Время, переваливаясь с боку на бок, текло себе по кафе «Националь». Советская власть терпела богему у себя под боком, на Манежной площади, а богема терпела советскую власть. Так и жили, под музыку камерного оркестрика, размещавшегося по вечерам на маленькой эстрадной площадке в кофейном зале, у входа. Иногда, ради собственного удовольствия, Веня Рискин садился к роялю, играл и пел песни на идиш. Во время войны, под аккордеон, он пел эти песни генералу авиации Хрюкину, у которого служил ординарцем, и песни нравились авиатору.

Состав «национальной гвардии» почти не менялся, разве что смерть того или иного «гвардейца» прореживала ряды. И если кто-нибудь из постоянного состава долго не появлялся, за столиками кафе это обстоятельство обсуждалось с долею тревоги.


Кручёных (на снимке) заглядывал в кафе нечасто и усаживался в глубине зала, подальше от любопытных глаз. Замкнутость, пожалуй, изрядно определяла его характер; в кругу богемы он считался человеком со странностями, немного «не в себе». Возможно, так оно и было… Мне, мальчишке, легендарный сочинитель «Дыр бул щыл» и «Победы над солнцем» представлялся артефактом из иной эпохи, запорошённой песком времени.

Однажды – это было где-то в конце 50-х годов – мне позвонила Анна Андреевна Ахматова и сказала, чтобы я ехал к Кручёных домой для встречи с ней. Это было не первое такое приглашение: несколько раз я уже бывал у Анны Андреевны, когда она, приехав из Ленинграда в Москву, останавливалась на Ордынке, у Ардовых. И вот теперь – встреча у Кручёных…

– А, это вы! – сказал Кручёных, отворяя мне дверь. – Я вас видел в «Национале».

Ахматова уже пришла, она сидела на единственном, кажется, стуле в комнате. Жилище Кручёных – всё, от пола до потолка – было заставлено книгами и старыми картонными коробками, из которых выглядывали стопки испещрённых буквами бумажных страниц архива; хозяин с трудом умещался в глубине этих дебрей. Ахматова вела с Кручёных разговор о каких-то книгах, названия которых мало о чём мне говорили. Несколько раз Алексей Елисеевич точным движением доставал из книжной сутолоки старые издания и протягивал гостье.

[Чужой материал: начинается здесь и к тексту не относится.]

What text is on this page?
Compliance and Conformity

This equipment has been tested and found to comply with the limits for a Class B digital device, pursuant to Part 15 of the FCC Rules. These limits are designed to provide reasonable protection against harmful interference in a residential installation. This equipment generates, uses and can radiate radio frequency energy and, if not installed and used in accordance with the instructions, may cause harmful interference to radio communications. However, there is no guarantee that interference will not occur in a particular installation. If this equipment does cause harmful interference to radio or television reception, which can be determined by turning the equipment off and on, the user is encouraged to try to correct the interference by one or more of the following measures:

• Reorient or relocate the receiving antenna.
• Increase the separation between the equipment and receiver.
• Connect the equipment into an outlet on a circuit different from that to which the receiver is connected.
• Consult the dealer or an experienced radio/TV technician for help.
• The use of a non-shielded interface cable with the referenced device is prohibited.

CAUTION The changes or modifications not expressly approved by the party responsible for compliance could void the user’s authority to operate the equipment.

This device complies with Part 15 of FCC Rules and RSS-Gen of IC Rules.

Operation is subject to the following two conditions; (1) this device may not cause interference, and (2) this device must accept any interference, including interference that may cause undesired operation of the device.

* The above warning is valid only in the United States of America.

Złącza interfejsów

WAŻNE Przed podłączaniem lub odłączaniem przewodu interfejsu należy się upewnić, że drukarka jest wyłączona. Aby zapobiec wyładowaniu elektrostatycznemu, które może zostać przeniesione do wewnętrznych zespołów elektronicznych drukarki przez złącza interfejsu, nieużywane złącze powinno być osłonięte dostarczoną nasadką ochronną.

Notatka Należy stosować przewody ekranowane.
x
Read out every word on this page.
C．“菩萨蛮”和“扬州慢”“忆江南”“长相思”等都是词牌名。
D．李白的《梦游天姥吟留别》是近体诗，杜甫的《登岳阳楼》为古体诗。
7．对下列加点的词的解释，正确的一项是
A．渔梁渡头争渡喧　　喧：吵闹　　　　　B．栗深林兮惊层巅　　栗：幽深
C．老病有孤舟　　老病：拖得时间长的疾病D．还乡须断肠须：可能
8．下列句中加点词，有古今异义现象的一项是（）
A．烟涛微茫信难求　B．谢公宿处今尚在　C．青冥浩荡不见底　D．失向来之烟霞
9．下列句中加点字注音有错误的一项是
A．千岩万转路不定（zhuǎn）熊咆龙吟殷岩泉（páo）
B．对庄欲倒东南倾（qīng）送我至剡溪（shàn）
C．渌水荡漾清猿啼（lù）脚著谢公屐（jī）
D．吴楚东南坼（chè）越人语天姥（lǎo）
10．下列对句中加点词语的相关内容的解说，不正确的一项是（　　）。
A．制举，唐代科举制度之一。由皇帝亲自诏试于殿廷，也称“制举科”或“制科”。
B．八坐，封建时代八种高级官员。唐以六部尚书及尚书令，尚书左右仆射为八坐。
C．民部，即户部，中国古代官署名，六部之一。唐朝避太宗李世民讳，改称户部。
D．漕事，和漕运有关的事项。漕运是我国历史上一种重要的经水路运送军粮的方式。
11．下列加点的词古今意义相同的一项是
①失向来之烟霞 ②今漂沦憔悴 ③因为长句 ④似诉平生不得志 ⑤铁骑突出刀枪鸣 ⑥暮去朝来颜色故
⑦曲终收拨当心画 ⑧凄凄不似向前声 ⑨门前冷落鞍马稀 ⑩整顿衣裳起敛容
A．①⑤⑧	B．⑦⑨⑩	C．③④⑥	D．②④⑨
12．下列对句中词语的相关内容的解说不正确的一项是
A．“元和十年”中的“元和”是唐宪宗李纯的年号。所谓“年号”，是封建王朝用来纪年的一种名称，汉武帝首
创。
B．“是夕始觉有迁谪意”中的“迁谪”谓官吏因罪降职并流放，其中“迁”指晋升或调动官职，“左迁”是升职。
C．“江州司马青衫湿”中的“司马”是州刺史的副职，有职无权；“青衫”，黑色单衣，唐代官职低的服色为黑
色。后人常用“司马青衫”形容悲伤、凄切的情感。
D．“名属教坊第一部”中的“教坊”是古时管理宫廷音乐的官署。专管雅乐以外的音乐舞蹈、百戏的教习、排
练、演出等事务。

Здесь, у себя дома, в родной среде он казался куда более открытым и доброжелательным, чем в кафе.

Через несколько дней я встретил его в «Национале». Совершенно неожиданно он подошёл к моему столику и наклонился ко мне.
– Вы тут как-то читали одно стихотворение… – сказал Кручёных.

В кафе, за столом, я читал далеко не одно стихотворение – но был почти уверен в том, какую строчку из них мог запомнить «ничевок», написавший «Дыр бул щыл».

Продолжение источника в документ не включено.